In 1903, the year the Wright brothers made aviation history with their first flight, a couple of Milwaukee friends got their own little invention rolling.
William S. Harley and Arthur Davidson, two young men looking for an easier way to get around town, attached a single-cylinder engine to a modified bicycle frame. In the century since that first minimalist Harley-Davidson motorcycle was built in Davidson's shed, the manufacturing process has become somewhat more sophisticated.
That process -- a noisy mix of manual labor, steel presses, robotic wizardry and snakelike assembly lines -- is open to visitors at Harley-Davidson's main manufacturing plant in York, Pa. The free tour, which lasts about an hour, is designed to appeal to anyone interested in modern manufacturing, although motorcycle enthusiasts, particularly Harley fans, probably will find more meaning in the session.
It takes 100 minutes for workers to assemble a Harley. A typical bike contains 1,400 parts, most of which are pieced together before reaching the 46-station assembly line.
Bike frames, dangling like cow carcasses from meat hooks, move slowly along the line as workers bolt on the chrome forks, engines, gas tanks, wheels and other parts. At the end, each bike is taken to a testing area, hooked up to monitors and given a test run before being packed for shipping.
The assembly areas are surrounded by sectioned-off areas where parts are manufactured, pieced together, painted or polished. Throughout the plant, large presses, some two stories tall, turn flat sheets of elasticized steel into fenders, gas tanks and oil tanks.
Over the years, some processes have been streamlined with robotics that cut and polish metal parts faster and more accurately than when employees did the work. But the workers at the unionized plant don't lose their jobs. They are reassigned to other positions, and maybe save a few fingers in the process.
"Robotics have actually taken a lot of injuries out of the picture," said Bob McElroy, the plant's tour leader. "And if we get a robot to take over your job, we'll retrain you."
Opened in 1973, the York plant produces 800 Harleys a day. Harley-Davidson, which also has manufacturing plants in Wisconsin and Missouri, made a company record 291,000 bikes in 2003 and has set a goal of 317,000 for this year.

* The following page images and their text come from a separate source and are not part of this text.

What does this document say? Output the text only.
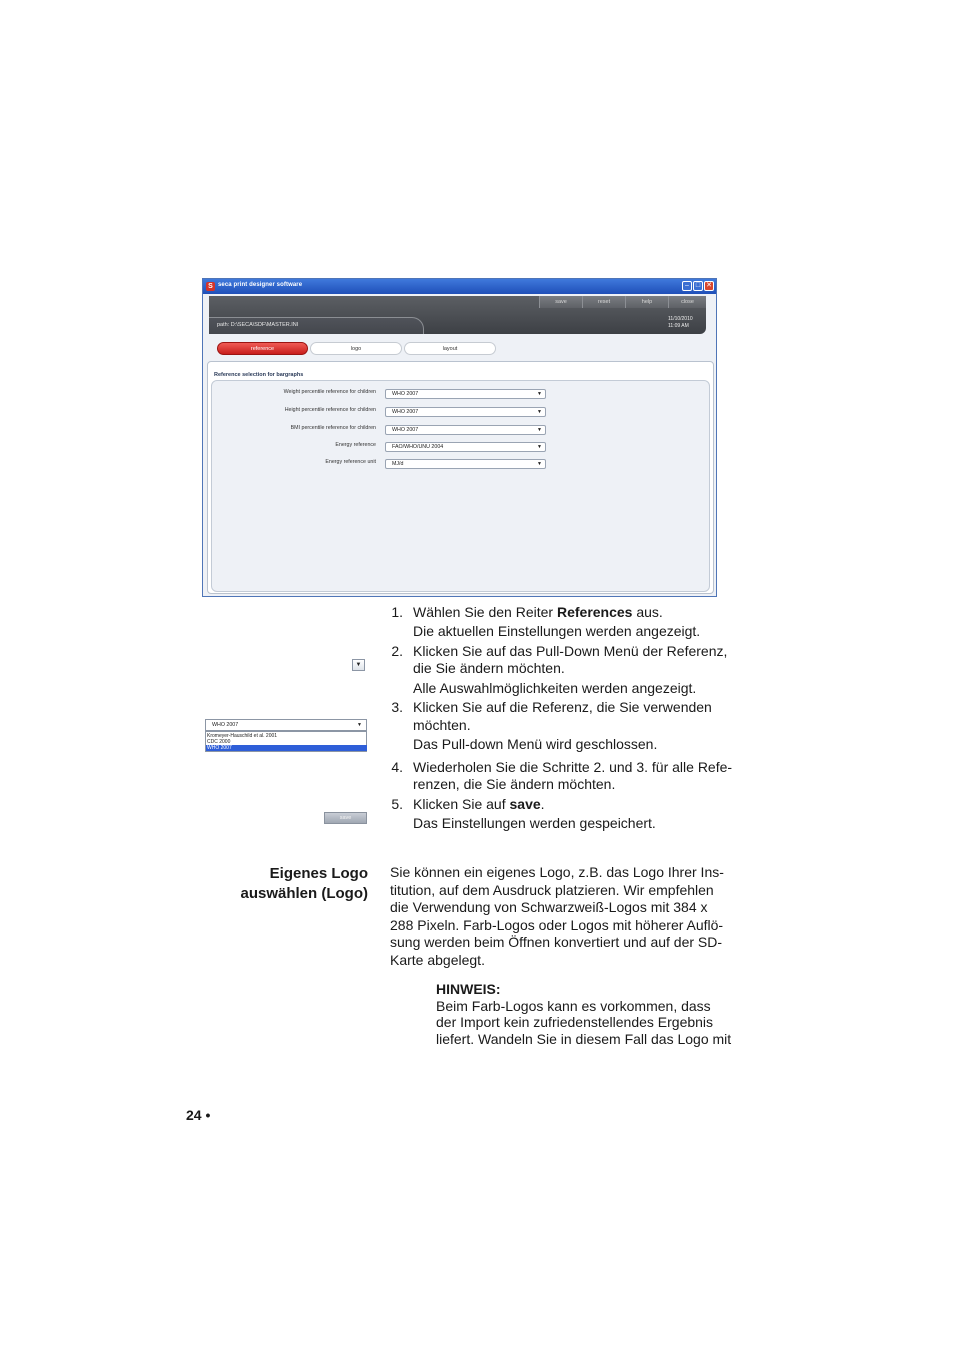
S seca print designer software	– □ ✕
save	reset	help	close
path: D:\SECA\SDF\MASTER.INI
11/10/2010
11:09 AM
reference	logo	layout
Reference selection for bargraphs
Weight percentile reference for children	WHO 2007	▼
Height percentile reference for children	WHO 2007	▼
BMI percentile reference for children	WHO 2007	▼
Energy reference	FAO/WHO/UNU 2004	▼
Energy reference unit	MJ/d	▼
▼
WHO 2007	▼
Kromeyer-Hauschild et al. 2001
CDC 2000
WHO 2007
save
1. Wählen Sie den Reiter References aus.
Die aktuellen Einstellungen werden angezeigt.
2. Klicken Sie auf das Pull-Down Menü der Referenz,
die Sie ändern möchten.
Alle Auswahlmöglichkeiten werden angezeigt.
3. Klicken Sie auf die Referenz, die Sie verwenden
möchten.
Das Pull-down Menü wird geschlossen.
4. Wiederholen Sie die Schritte 2. und 3. für alle Refe-
renzen, die Sie ändern möchten.
5. Klicken Sie auf save.
Das Einstellungen werden gespeichert.
Eigenes Logo
auswählen (Logo)
Sie können ein eigenes Logo, z.B. das Logo Ihrer Ins-
titution, auf dem Ausdruck platzieren. Wir empfehlen
die Verwendung von Schwarzweiß-Logos mit 384 x
288 Pixeln. Farb-Logos oder Logos mit höherer Auflö-
sung werden beim Öffnen konvertiert und auf der SD-
Karte abgelegt.
HINWEIS:
Beim Farb-Logos kann es vorkommen, dass
der Import kein zufriedenstellendes Ergebnis
liefert. Wandeln Sie in diesem Fall das Logo mit
24 •
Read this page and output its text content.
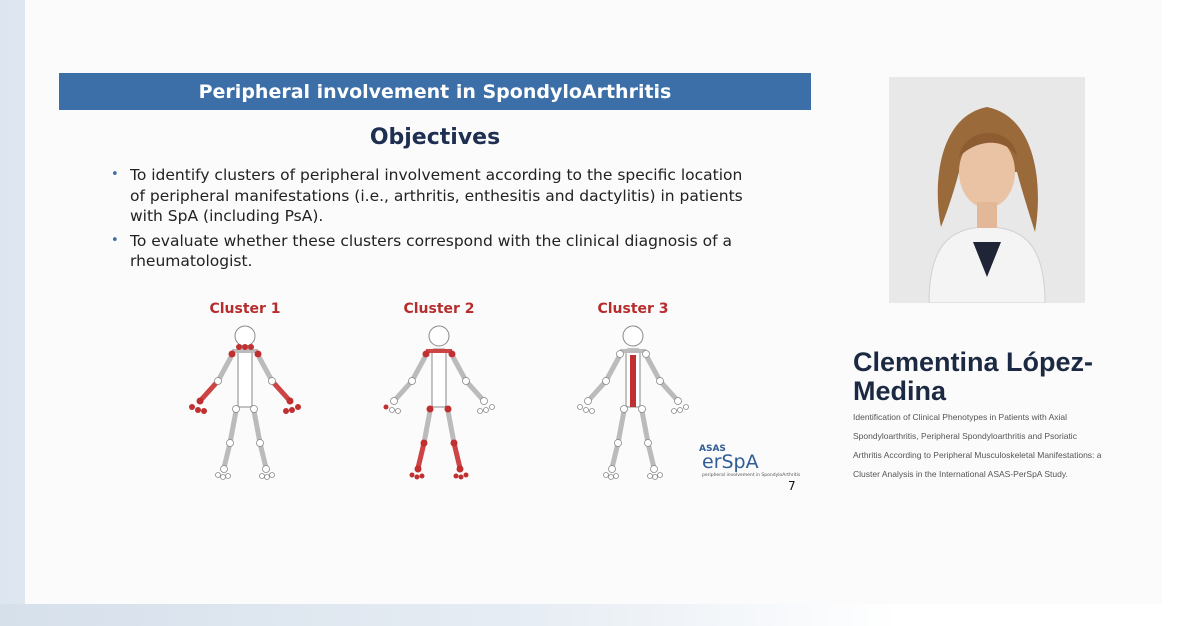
Peripheral involvement in SpondyloArthritis
Objectives
• To identify clusters of peripheral involvement according to the specific location of peripheral manifestations (i.e., arthritis, enthesitis and dactylitis) in patients with SpA (including PsA).
• To evaluate whether these clusters correspond with the clinical diagnosis of a rheumatologist.
Cluster 1	Cluster 2	Cluster 3
ASAS
erSpA
peripheral involvement in SpondyloArthritis
7
Clementina López-Medina
Identification of Clinical Phenotypes in Patients with Axial Spondyloarthritis, Peripheral Spondyloarthritis and Psoriatic Arthritis According to Peripheral Musculoskeletal Manifestations: a Cluster Analysis in the International ASAS-PerSpA Study.
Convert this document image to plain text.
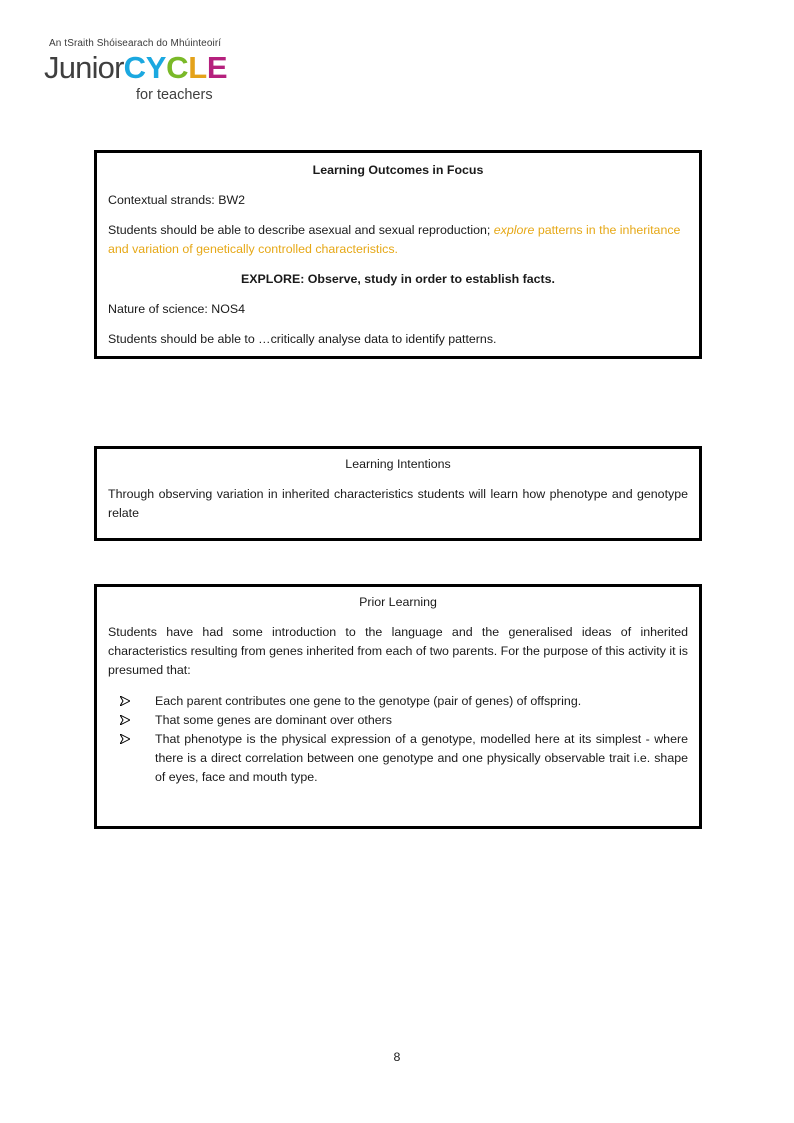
An tSraith Shóisearach do Mhúinteoirí
JuniorCYCLE
for teachers

Learning Outcomes in Focus

Contextual strands: BW2

Students should be able to describe asexual and sexual reproduction; explore patterns in the inheritance and variation of genetically controlled characteristics.

EXPLORE: Observe, study in order to establish facts.

Nature of science: NOS4

Students should be able to …critically analyse data to identify patterns.

Learning Intentions

Through observing variation in inherited characteristics students will learn how phenotype and genotype relate

Prior Learning

Students have had some introduction to the language and the generalised ideas of inherited characteristics resulting from genes inherited from each of two parents. For the purpose of this activity it is presumed that:

Each parent contributes one gene to the genotype (pair of genes) of offspring.
That some genes are dominant over others
That phenotype is the physical expression of a genotype, modelled here at its simplest - where there is a direct correlation between one genotype and one physically observable trait i.e. shape of eyes, face and mouth type.
8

Some customers can buy Harleys off showroom floors, but many have to wait three to six months for the company to fill their orders, said McElroy, who plans to trade in his 2002 Harley Road Glide for an '04 Ultra Classic when it is built, perhaps next month.
The waiting -- which has been as long as two years -- is part of the allure and a credit to the company's marketing savvy.
"We have the technology to flood the market if we want," McElroy said. "We could make 500,000 a year."
Instead, Harley succeeds in part by playing hard to get, making just enough motorcycles to barely meet demand.
"They are not trying to be something for everyone," said Yvonne Martin, assistant professor in the management and business department at Messiah College near Harrisburg. "They want to stand out in the mind of the consumer for something."
While food aficionados probably would not savor a tour of a hot dog or sausage plant, the Harley-making process does nothing to detract from the bike's mystique.
Asked if he was surprised by anything he saw on the tour, Balvin Brinsfield of Vienna, Md., said, "Yes, the whole plant's very clean. It's very impressive."
Tours begin at regular intervals between 9 a.m. and 2 p.m. Monday through Friday. Admission is free. Tickets are distributed on a first-come, first-served basis. Closed-toe shoes are required. Children under 12 are not permitted on the tour. An adult must accompany visitors under 18. Visitors over 18 must show ID. For more information, call 877-883-1450.
Places to eat
San Carlo's/The Hop (333 Arsenal Road, York, 717-854-2028): Reasonably priced American food, just down road from the Harley-Davidson plant.
Roosevelt Tavern (400 W. Philadelphia St., York, 717-854-7725): Casual dining featuring prime rib, steaks and seafood. Four blocks from downtown.
The Left Bank Restaurant and Bar (120 N. George St., York, 717-843-8010): High-end entrees in historic downtown building.
Other places to visit
Martin's Potato Chips plant (5847 Lincoln Highway, Thomasville, Pa., 800-272-4477): No fee, but reservations required. Plant tours last 45 minutes and are held from 9 a.m. to noon Monday through Thursday. Closed Sunday and Monday.
Historical Society Museum (250 E. Market St., York): See examples of transportation, artwork and artifacts from York's past. Open 10 a.m. to 4 p.m. Tuesday through Saturday. Closed Sunday and Monday. Admission, $6 adults, $5 seniors, college students, children over 12. Children 11 and under admitted free. Call the York County Heritage Trust at 717-848-1587.